I went to the hospital demanding a physical to prove I had been raped two years ago, which in hindsight was simply insane.. I showed up at the hospital around one in the morning with this bizarre request and the nurse on call asked me if I had been drinking, assuming I was drunk. I demanded to see a female doctor and only a female doctor is who I would agree to see but they were short staffed that night and the only doctor on call was a male. The nurse then asked me if I had ever been diagnosed with bipolar disorder which at the time I found strange and thought nothing of it until two days later when I would officially be diagnosed with this lifelong affliction.

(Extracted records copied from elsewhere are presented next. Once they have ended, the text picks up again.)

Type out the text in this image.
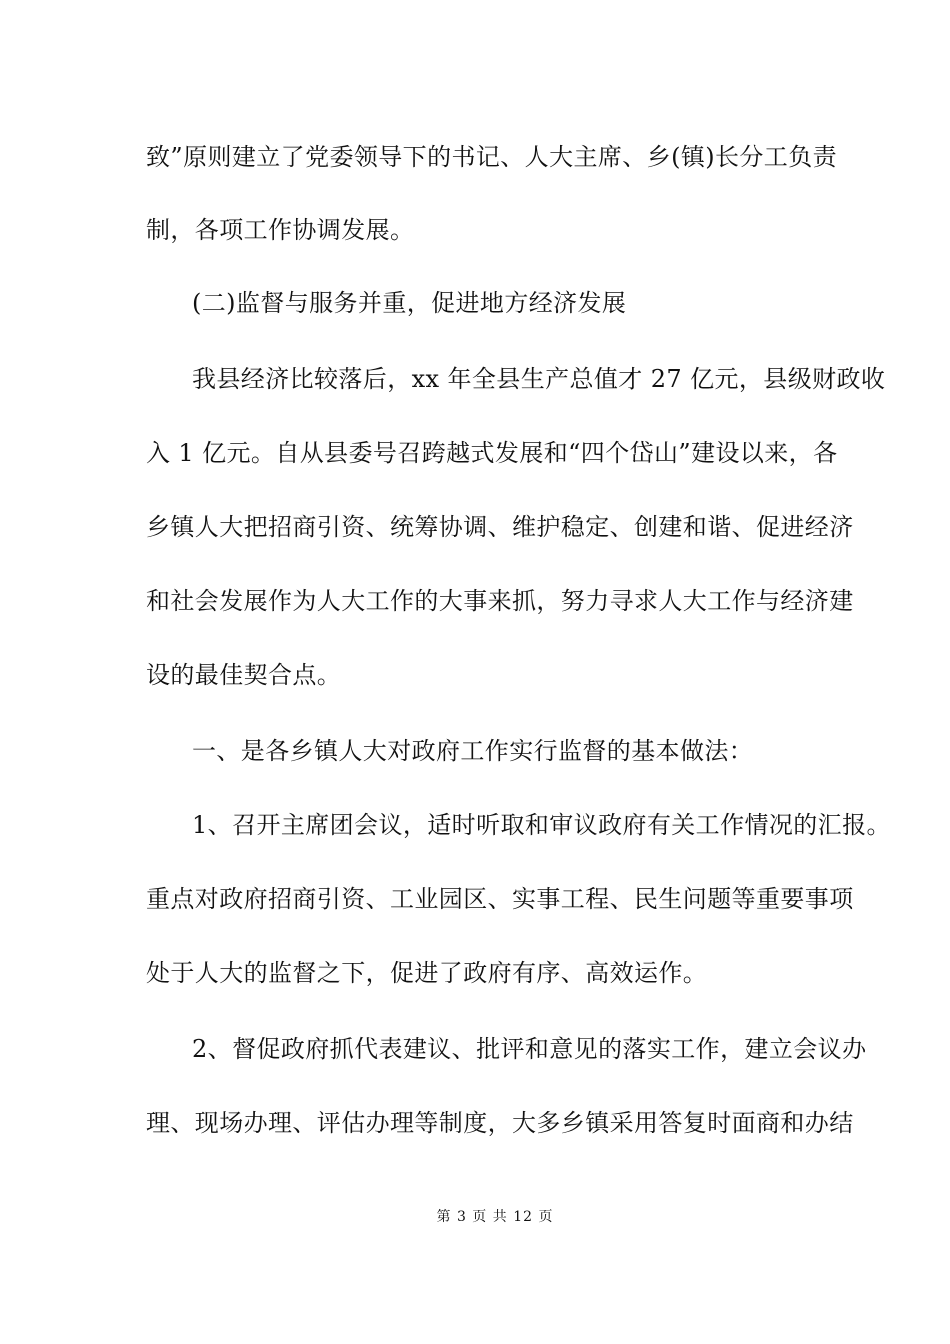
致”原则建立了党委领导下的书记、人大主席、乡(镇)长分工负责
制，各项工作协调发展。
(二)监督与服务并重，促进地方经济发展
我县经济比较落后，xx 年全县生产总值才 27 亿元，县级财政收
入 1 亿元。自从县委号召跨越式发展和“四个岱山”建设以来，各
乡镇人大把招商引资、统筹协调、维护稳定、创建和谐、促进经济
和社会发展作为人大工作的大事来抓，努力寻求人大工作与经济建
设的最佳契合点。
一、是各乡镇人大对政府工作实行监督的基本做法：
1、召开主席团会议，适时听取和审议政府有关工作情况的汇报。
重点对政府招商引资、工业园区、实事工程、民生问题等重要事项
处于人大的监督之下，促进了政府有序、高效运作。
2、督促政府抓代表建议、批评和意见的落实工作，建立会议办
理、现场办理、评估办理等制度，大多乡镇采用答复时面商和办结
第 3 页 共 12 页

I left the hospital that night not feeling satisfied and still extremely delusional. I felt that I needed a physical to prove that I had been raped and give me grounds to hopefully go after and catch my rapist. I woke up with the same determination and showed up at the women’s sexual health clinic the next day with the same bizarre request. The lady who did my intake interviewed me and asked why I believed I had been raped two years ago and how I thought it happened. As I explained I began to ramble and talk excessively about my past, a classic symptom of mania in bipolar disorder. People with bipolar disorder who are experiencing mania tend to “talk a mile a minute.” I began to reflect on the nurse from the emergency room the previous night and her question of whether I had been previously diagnosed with bipolar disorder. I began to ramble about how my father must have had it because he was a raging alcoholic with anger issues who could never seem to express himself or behave properly. Then I started to hyperventilate and exclaim, “I must have bipolar disorder!” The nurse at the sexual health clinic looked extremely concerned by my speech and behavior and suggested she call me a cab to go to the hospital to be properly checked out.
I arrived at the hospital and immediately went to emergency explaining once again that I needed a physical to prove I had been raped two years ago and that I feared I may have bipolar disorder. They told me to wait in the waiting room and this was when I experienced my first visual hallucination, however, my delusional brain thought it was a memory. I saw the club assistant manager “in my memory” forcing my head down to give him oral sex. I felt drugged and like I could not refuse and ultimately performed the act. I snapped back to reality and immediately fell to the hospital floor rocking back and forth saying, “It’s ok, it’s ok, you’ll be ok.” The emergency staff noticed my strange behavior and immediately admitted me for a psych consult. When the doctor realized I was not under the influence of drugs or alcohol, as I insisted it had been over two months since drugs were in my system (which was true), she admitted me into the psychiatric unit for a three day observation.